In his first speech after his appointment as ELI Dean, Dr. Abdullah Al-Bargi opened the event on the Men’s Campus by thanking Allah the Almighty for all the great blessings bestowed on this country, its government, and people. He expressed his gratitude to KAU President Prof. Abdulrahman Al-Youbi for his unlimited support for the development of all aspects of the University's English language learning and teaching. He noted that this support had helped enable the ELI to align itself with best international higher educational practice with the aim of improving the quality of KAU graduates' English proficiency. Dean Al-Bargi stated that the symposium was fully supported by KAU and was aimed at developing the teaching skills of English language instructors, in support of the enhancement of the ELI students' English language learning process.

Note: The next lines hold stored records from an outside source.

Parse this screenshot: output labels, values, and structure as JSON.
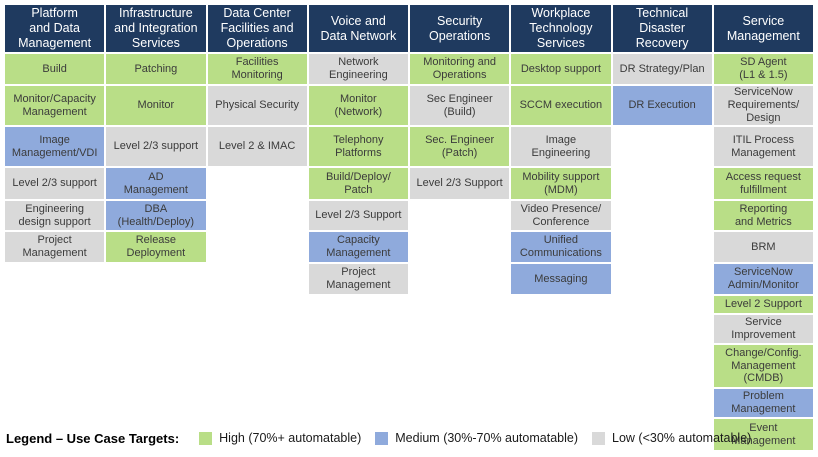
{
  "colors": {
    "high": "#B9DE87",
    "medium": "#8FAADC",
    "low": "#D9D9D9",
    "header_bg": "#1F3A5F",
    "header_text": "#FFFFFF",
    "cell_text": "#3B3B3B"
  },
  "columns": [
    {
      "header": "Platform\nand Data\nManagement",
      "cells": [
        {
          "label": "Build",
          "level": "high"
        },
        {
          "label": "Monitor/Capacity\nManagement",
          "level": "high"
        },
        {
          "label": "Image\nManagement/VDI",
          "level": "medium"
        },
        {
          "label": "Level 2/3 support",
          "level": "low"
        },
        {
          "label": "Engineering\ndesign support",
          "level": "low"
        },
        {
          "label": "Project\nManagement",
          "level": "low"
        }
      ]
    },
    {
      "header": "Infrastructure\nand Integration\nServices",
      "cells": [
        {
          "label": "Patching",
          "level": "high"
        },
        {
          "label": "Monitor",
          "level": "high"
        },
        {
          "label": "Level 2/3 support",
          "level": "low"
        },
        {
          "label": "AD\nManagement",
          "level": "medium"
        },
        {
          "label": "DBA\n(Health/Deploy)",
          "level": "medium"
        },
        {
          "label": "Release\nDeployment",
          "level": "high"
        }
      ]
    },
    {
      "header": "Data Center\nFacilities and\nOperations",
      "cells": [
        {
          "label": "Facilities\nMonitoring",
          "level": "high"
        },
        {
          "label": "Physical Security",
          "level": "low"
        },
        {
          "label": "Level 2 & IMAC",
          "level": "low"
        }
      ]
    },
    {
      "header": "Voice and\nData Network",
      "cells": [
        {
          "label": "Network\nEngineering",
          "level": "low"
        },
        {
          "label": "Monitor\n(Network)",
          "level": "high"
        },
        {
          "label": "Telephony\nPlatforms",
          "level": "high"
        },
        {
          "label": "Build/Deploy/\nPatch",
          "level": "high"
        },
        {
          "label": "Level 2/3 Support",
          "level": "low"
        },
        {
          "label": "Capacity\nManagement",
          "level": "medium"
        },
        {
          "label": "Project\nManagement",
          "level": "low"
        }
      ]
    },
    {
      "header": "Security\nOperations",
      "cells": [
        {
          "label": "Monitoring and\nOperations",
          "level": "high"
        },
        {
          "label": "Sec Engineer\n(Build)",
          "level": "low"
        },
        {
          "label": "Sec. Engineer\n(Patch)",
          "level": "high"
        },
        {
          "label": "Level 2/3 Support",
          "level": "low"
        }
      ]
    },
    {
      "header": "Workplace\nTechnology\nServices",
      "cells": [
        {
          "label": "Desktop support",
          "level": "high"
        },
        {
          "label": "SCCM execution",
          "level": "high"
        },
        {
          "label": "Image\nEngineering",
          "level": "low"
        },
        {
          "label": "Mobility support\n(MDM)",
          "level": "high"
        },
        {
          "label": "Video Presence/\nConference",
          "level": "low"
        },
        {
          "label": "Unified\nCommunications",
          "level": "medium"
        },
        {
          "label": "Messaging",
          "level": "medium"
        }
      ]
    },
    {
      "header": "Technical\nDisaster\nRecovery",
      "cells": [
        {
          "label": "DR Strategy/Plan",
          "level": "low"
        },
        {
          "label": "DR Execution",
          "level": "medium"
        }
      ]
    },
    {
      "header": "Service\nManagement",
      "cells": [
        {
          "label": "SD Agent\n(L1 & 1.5)",
          "level": "high"
        },
        {
          "label": "ServiceNow\nRequirements/\nDesign",
          "level": "low"
        },
        {
          "label": "ITIL Process\nManagement",
          "level": "low"
        },
        {
          "label": "Access request\nfulfillment",
          "level": "high"
        },
        {
          "label": "Reporting\nand Metrics",
          "level": "high"
        },
        {
          "label": "BRM",
          "level": "low"
        },
        {
          "label": "ServiceNow\nAdmin/Monitor",
          "level": "medium"
        },
        {
          "label": "Level 2 Support",
          "level": "high"
        },
        {
          "label": "Service\nImprovement",
          "level": "low"
        },
        {
          "label": "Change/Config.\nManagement\n(CMDB)",
          "level": "high"
        },
        {
          "label": "Problem\nManagement",
          "level": "medium"
        },
        {
          "label": "Event\nManagement",
          "level": "high"
        }
      ]
    }
  ],
  "legend": {
    "title": "Legend – Use Case Targets:",
    "items": [
      {
        "label": "High (70%+ automatable)",
        "level": "high"
      },
      {
        "label": "Medium (30%-70% automatable)",
        "level": "medium"
      },
      {
        "label": "Low (<30% automatable)",
        "level": "low"
      }
    ]
  }
}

The Dean said that “we are living and working in exciting times as we witness the University’s steady advance and the development of its academic and administrative practices in-line with the country’s robust and ambitious Vision 2030. Dean Al-Bargi affirmed that the ELI will enhance its operations in order to ensure the utmost positive impact on its students in a range of programs in order to prepare them for the challenging future. He advanced the new ELI vision by emphasizing creation of new knowledge in the field, with particular focus on digital learning, self-discovery and innovation for both students and instructors.
After the Dean’s speech, Peter Lucantoni, Cambridge University Press’s Senior Teacher Training Consultant, delivered his plenary address entitled “Learning is not a spectator sport.” In his address, Lucantoni emphasized the need to provide students with opportunities to talk about what they are learning, write reflectively about it, relate it to their past experiences, and apply it to their lives. He emphasized that allowing students to “learn by doing” and “trying” are fundamental concepts to the active learning philosophy.

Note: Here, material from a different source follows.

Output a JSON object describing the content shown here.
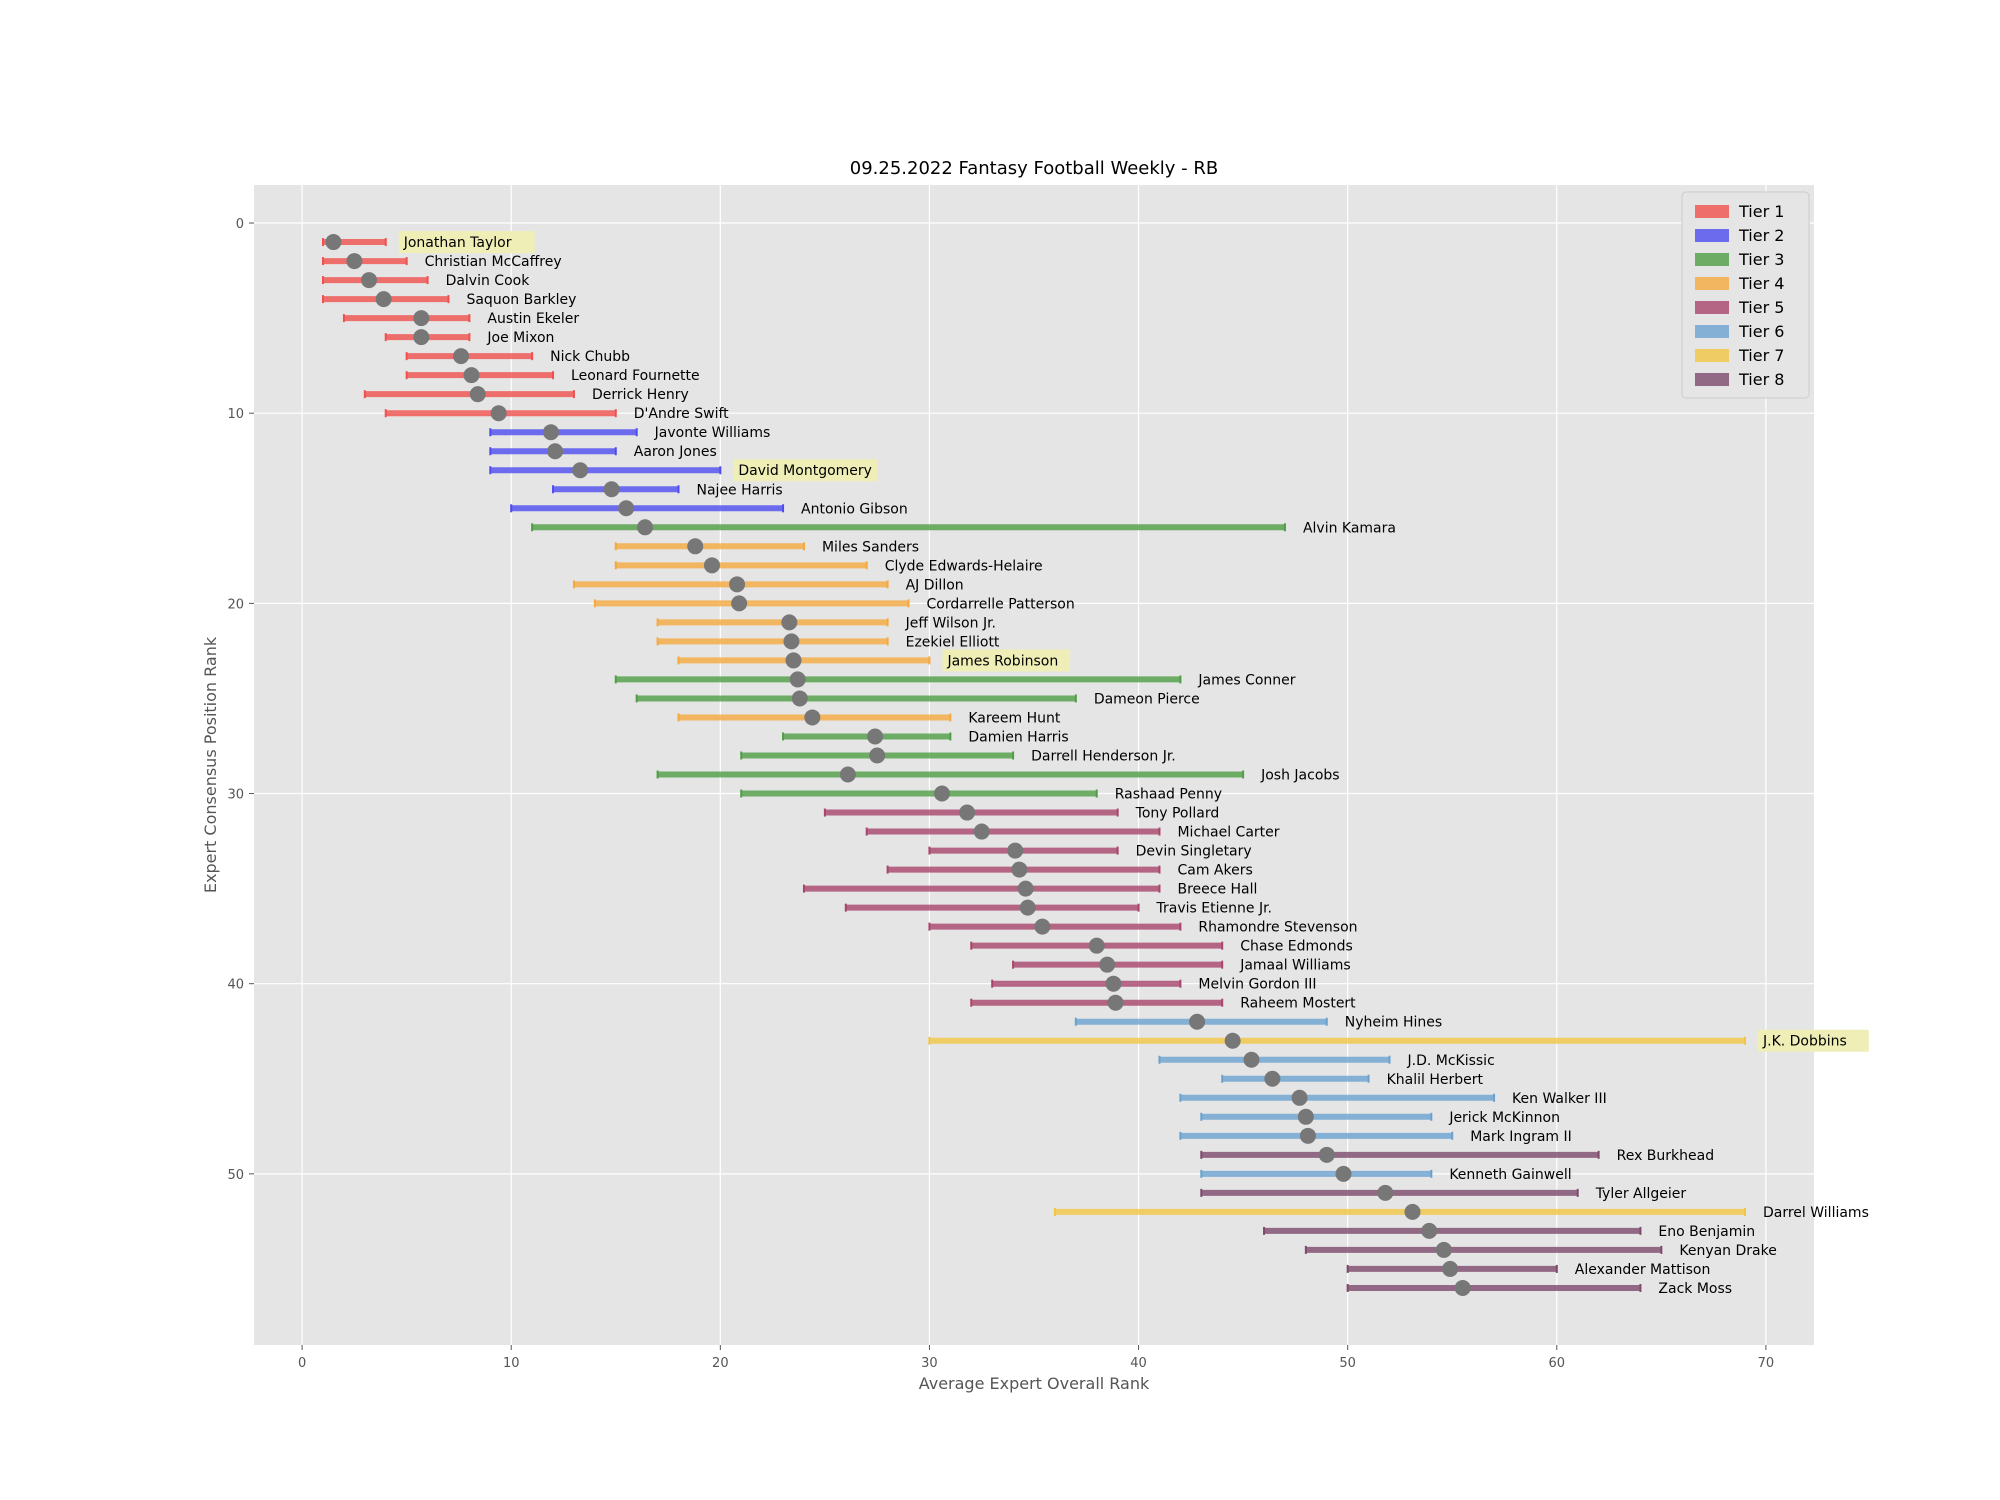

Following the plenary address, Dr Khaled Al-Harthi, the ELI Vice-Dean for Development, and Mr Lucantoni awarded certificates to 18 Men’s Campus Train the Trainer program participants. These ELI teachers participated in a 30-hour face-to-face training course back in August and have been observed by Cambridge delivering workshops to the wider faculty on two different occasions this year. They have received coaching and feedback from both Peter and their peers. Mr Lucantoni said he was very impressed at the significant development of the new teacher trainers and the broad range of skills they have demonstrated during the current academic year. He added, “Considering the wide range of skills of the course participants at the start of the course, it was very impressive to see how everyone successfully reached a very high standard.” He further remarked, “I’m confident that all of them can design and deliver effective training for their peers”, while also emphasizing that “everyone needs to be aware of the need to advance their own professional development”.
After the plenary was concluded, teachers on the Men’s Campus proceeded to Building 11 to attend workshops on a variety of topics including “Active Learning Strategies in Action”, “Integrating Augmented Reality into English Language Classrooms”, and “Building Rapport: How and Why?” Mr Lucntoni also conducted a workshop entitled “Active Learning in Practice”. In this workshop he especially focused on practical ways that listening and reading skills, often thought to be “passive” skills, can be taught from an active learning perspective and approach.
On the other side of campus, the Women's Campus held the symposium with Cambridge author and trainer Leslie Anne Hendra speaking on key elements of vocabulary learning and teaching, starting from a goal-based approach and touching on the importance of context, the interesting challenge of language selection, and ways of dealing with meaning.